The alarm wasn't a sound; it was a vibration that Leo felt in the soles of his feet before it reached his ears. A low, rhythmic thrumming began to pulse through the concrete floor of the Control Hub, followed by the sharp, panicked wail of a localized siren near Bay 14.
"What is that?" Leo asked, his hand instinctively going to his hip where his U-lock used to be.
Sterling checked his tablet, his brow furrowing. "Gantry Crane 4. It’s locked in 'Emergency Stop' mode. It was mid-hoist with a forty-ton container of medical isotopes for Oakhaven General."
Leo looked out the window. High above the docks, the massive blue crane had frozen. A forty-foot steel box dangled precariously over a line of idling transport trucks. If the hydraulics failed or the wind picked up, the "isotopes" wouldn't just be late—they would be a radioactive smear across the South End.
"The automated system should override it," Sterling muttered, his fingers flying across the screen. "Unless..."

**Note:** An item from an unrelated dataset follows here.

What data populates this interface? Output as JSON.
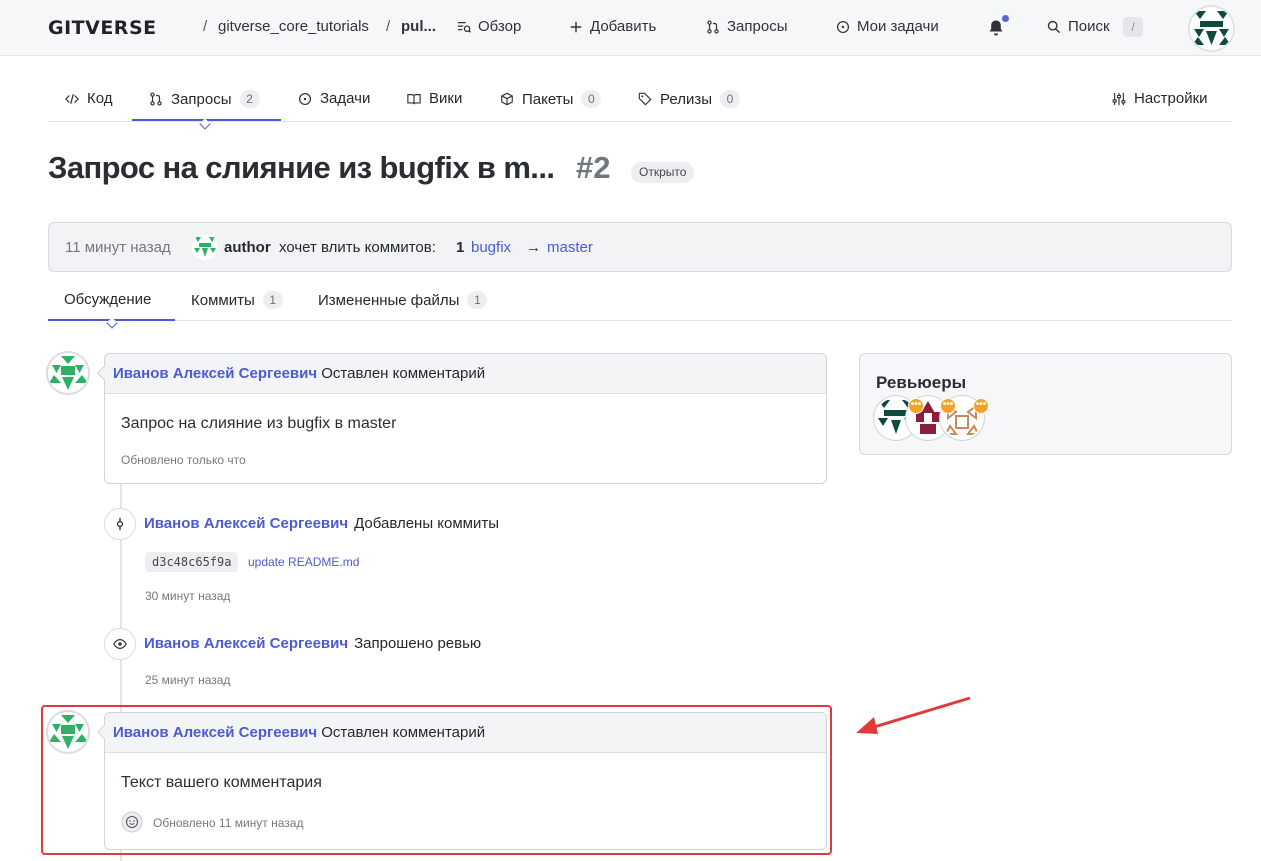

"Unless someone pulled the manual override from the ground," Leo finished. He looked down at the floor. Gus and the other dockworkers hadn't moved. They were standing in a semi-circle, arms crossed, watching the glass tower. This wasn't a malfunction. This was an initiation.
Leo didn't wait for Sterling to call maintenance. He turned and bolted for the stairs, his cheap dress shoes skidding on the metal treads.